In Prototype and overall, Renger van der Zande and Marc Goossens delivered the first overall win of the year for an LMP2-spec car versus a Daytona Prototype international (DPi), and after a dramatic week for the Troy Flis-led VISIT FLORIDA Racing team.

Van der Zande and Goossens were only in their second race start with the team’s new No. 90 Ligier JS P217 Gibson, which replaced the troublesome Riley Multimatic Mk. 30 chassis run through Canadian Tire Motorsport Park in July.

Running second into the final few minutes of the two-hour, 40-minute race, van der Zande unleashed his inner Alex Zanardi at Mazda Raceway’s iconic corner, the Corkscrew, going down the inside of Penske Acura-bound Dane Cameron in his second-to-last race with Action Express Racing aboard its No. 31 Whelen Engineering Racing Cadillac DPi-V.R.

Cameron left the door open just enough for van der Zande to slide through, with his momentum carrying through the inside of the left-handed downhill apex and then back onto the right-handed second portion of the corner in line.

He pulled away from there en route to the team’s first victory of the year at a track where it had won before, as recently as two years ago with Richard Westbrook and Michael Valiante in a Corvette DP.

The win comes after a week when the Florida-based team, with the likelihood of change to its partner portfolio if VISIT FLORIDA support doesn’t continue into 2018, incurred damage at its shop from Hurricane Irma.
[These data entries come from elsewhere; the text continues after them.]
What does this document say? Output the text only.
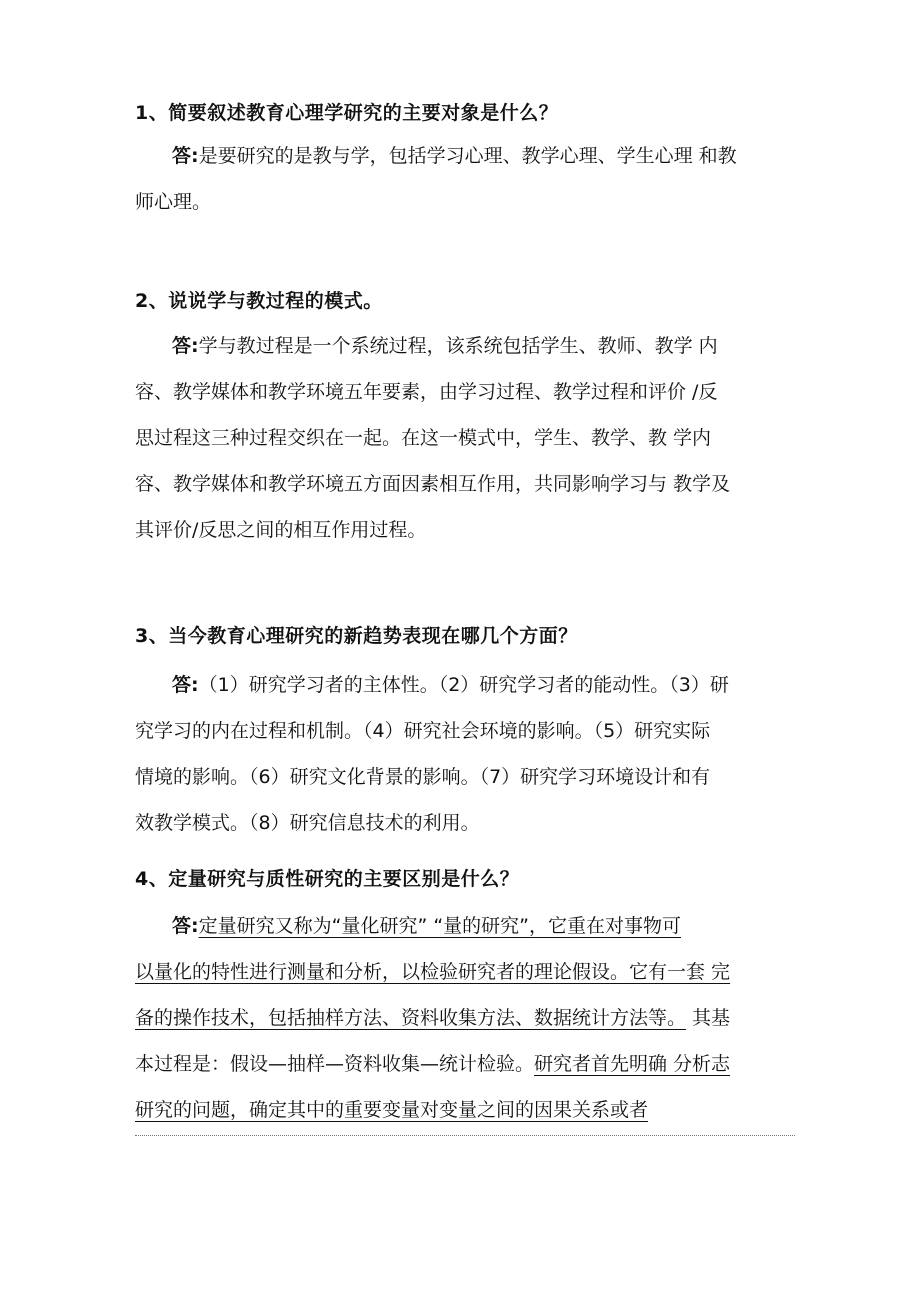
1、简要叙述教育心理学研究的主要对象是什么？
答:是要研究的是教与学，包括学习心理、教学心理、学生心理 和教
师心理。
2、说说学与教过程的模式。
答:学与教过程是一个系统过程，该系统包括学生、教师、教学 内
容、教学媒体和教学环境五年要素，由学习过程、教学过程和评价 /反
思过程这三种过程交织在一起。在这一模式中，学生、教学、教 学内
容、教学媒体和教学环境五方面因素相互作用，共同影响学习与 教学及
其评价/反思之间的相互作用过程。
3、当今教育心理研究的新趋势表现在哪几个方面？
答:（1）研究学习者的主体性。（2）研究学习者的能动性。（3）研
究学习的内在过程和机制。（4）研究社会环境的影响。（5）研究实际
情境的影响。（6）研究文化背景的影响。（7）研究学习环境设计和有
效教学模式。（8）研究信息技术的利用。
4、定量研究与质性研究的主要区别是什么？
答:定量研究又称为“量化研究” “量的研究”，它重在对事物可
以量化的特性进行测量和分析，以检验研究者的理论假设。它有一套 完
备的操作技术，包括抽样方法、资料收集方法、数据统计方法等。 其基
本过程是：假设—抽样—资料收集—统计检验。研究者首先明确 分析志
研究的问题，确定其中的重要变量对变量之间的因果关系或者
Van der Zande joked on the FOX Sports broadcast after the race he might get a tattoo of the Corkscrew after the win.

With third place in their No. 10 Konica Minolta Cadillac DPi-V.R, Jordan and Ricky Taylor built their points lead to an unofficial gap of 29 points over Cameron and Eric Curran, the defending champions, with one race remaining. The Taylors will be set to clinch the Prototype title at Motul Petit Le Mans by starting the race, on October 7.
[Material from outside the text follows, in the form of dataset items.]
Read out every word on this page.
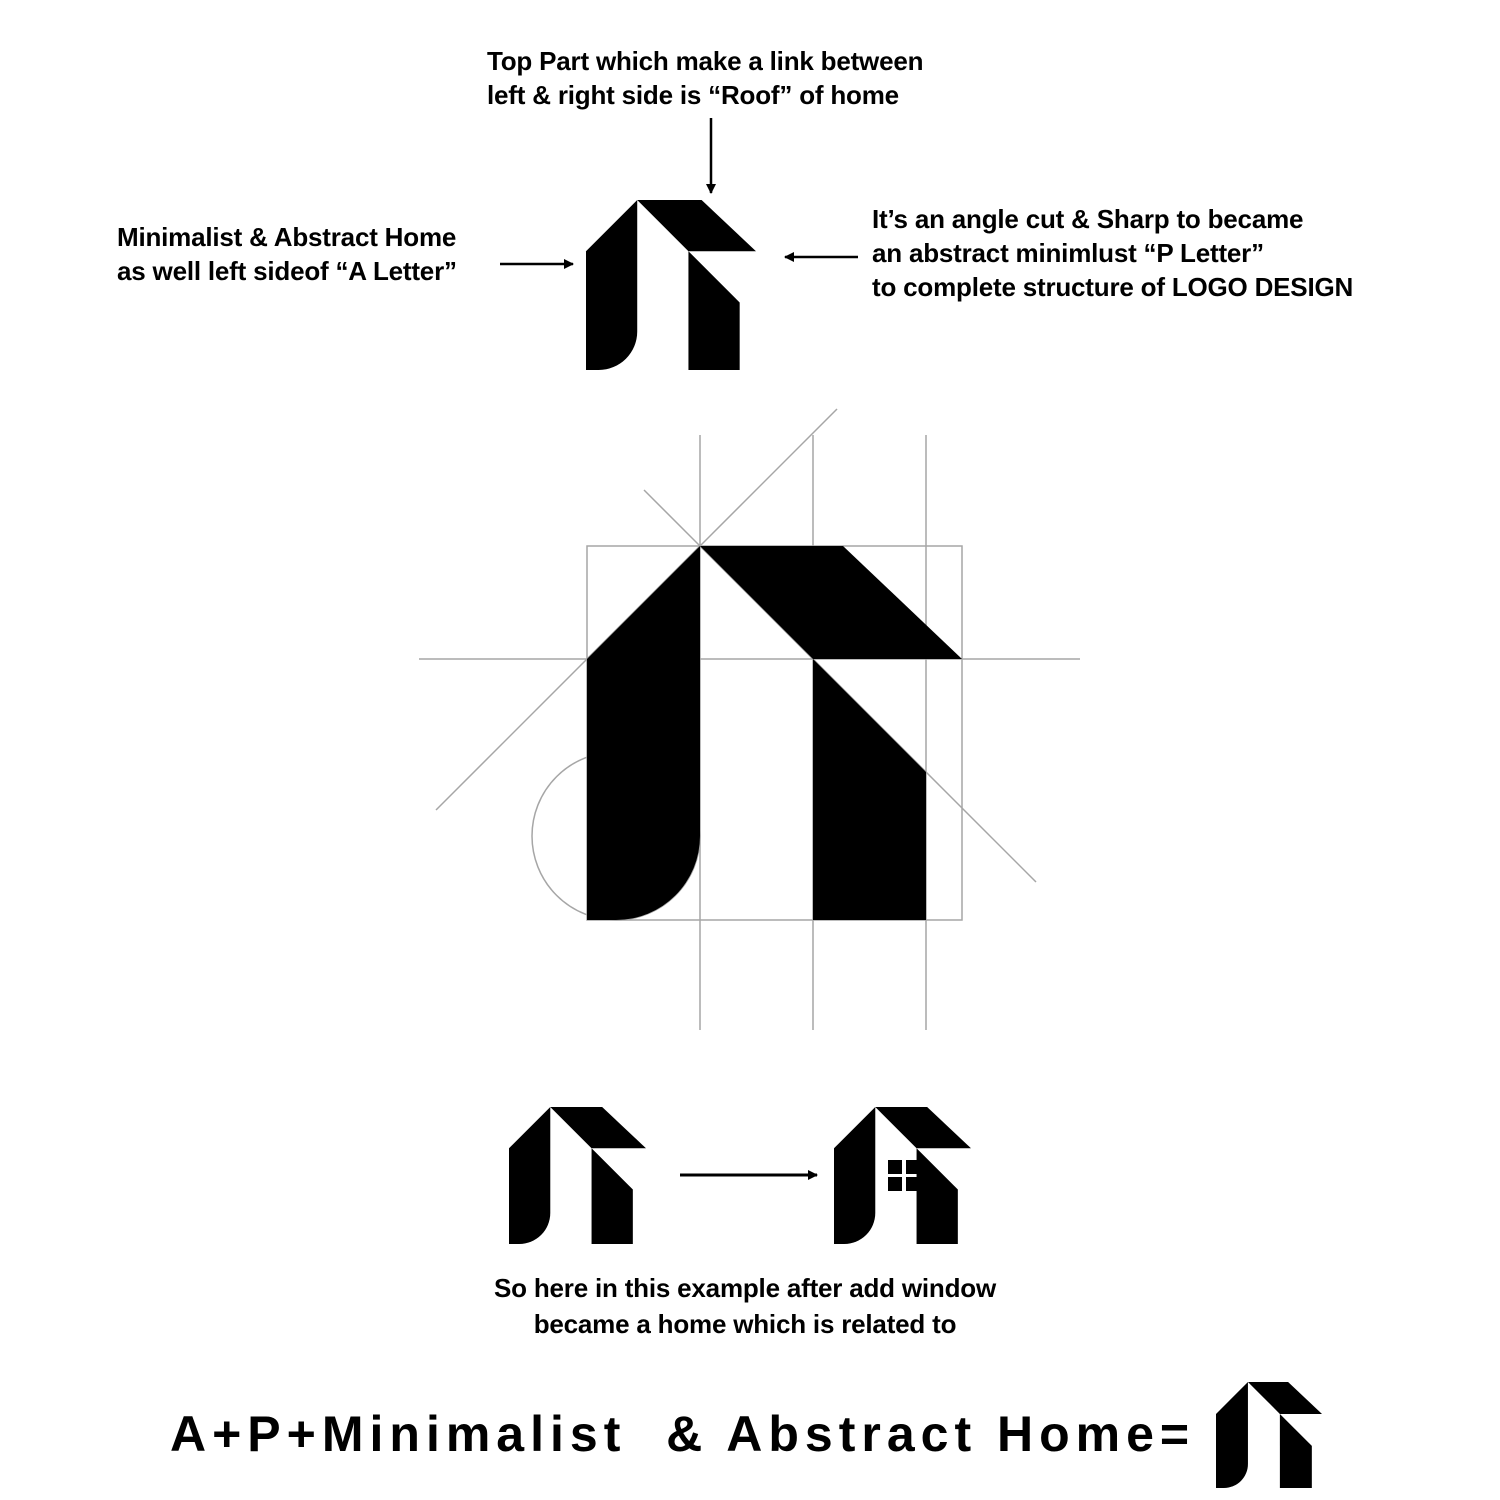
Top Part which make a link between
left & right side is “Roof” of home
Minimalist & Abstract Home
as well left sideof “A Letter”
It’s an angle cut & Sharp to became
an abstract minimlust “P Letter”
to complete structure of LOGO DESIGN
So here in this example after add window
became a home which is related to
A+P+Minimalist  & Abstract Home=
The GT classes featured two other cool stories and maiden 2017 winners.

In GT Le Mans, John Edwards broke a long winless drought sharing his No. 24 BMW M6 GTLM with Martin Tomczyk, in the revised black livery for the BMW Team RLL car. Edwards held off Toni Vilander in the No. 62 Risi Competizione Ferrari 488 GTE at the flag, on a fuel save run.
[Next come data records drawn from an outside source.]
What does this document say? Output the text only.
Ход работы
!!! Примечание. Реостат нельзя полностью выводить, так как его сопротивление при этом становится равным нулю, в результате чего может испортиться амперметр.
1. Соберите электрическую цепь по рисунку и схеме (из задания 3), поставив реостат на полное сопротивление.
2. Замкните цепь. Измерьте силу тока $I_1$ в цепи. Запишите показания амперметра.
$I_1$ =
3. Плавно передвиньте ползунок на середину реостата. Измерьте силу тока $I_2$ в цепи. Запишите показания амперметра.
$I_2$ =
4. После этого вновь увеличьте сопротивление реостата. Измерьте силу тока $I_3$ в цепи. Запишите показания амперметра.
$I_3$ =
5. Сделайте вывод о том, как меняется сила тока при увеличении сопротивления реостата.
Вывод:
The No. 911 Porsche 911 RSR was third ahead of the No. 3 Corvette C7.R, with points leaders Antonio Garcia and Jan Magnussen set to carry a 19-point lead over Westbrook and Ryan Briscoe in their No. 67 Ford Chip Ganassi Racing Ford GT heading to Motul Petit Le Mans.

GT Daytona points leaders Alessandro Balzan and Christina Nielsen, in their anticipated second-to-last race together in the No. 63 Scuderia Corsa Ferrari 488 GT3 this year (Nielsen told RACER over the weekend she’ll leave the team at year’s end, following the end of her two-year contract), finally got on the board this year after a wealth of podiums but no wins.

Balzan moved into the lead following Colin Braun’s late splash for fuel, which denied the No. 54 CORE autosport Porsche 911 GT3 R lineup of Braun and Jon Bennett a potential first win in class.

Balzan and Nielsen have a 25-point lead over Jeroen Bleekemolen in GTD – Bleekemolen and Ben Keating finished eighth today in their No. 33 Riley Motorsports-Team AMG Mercedes AMG-GT3 – and are poised to wrap their second straight class title at Motul Petit Le Mans.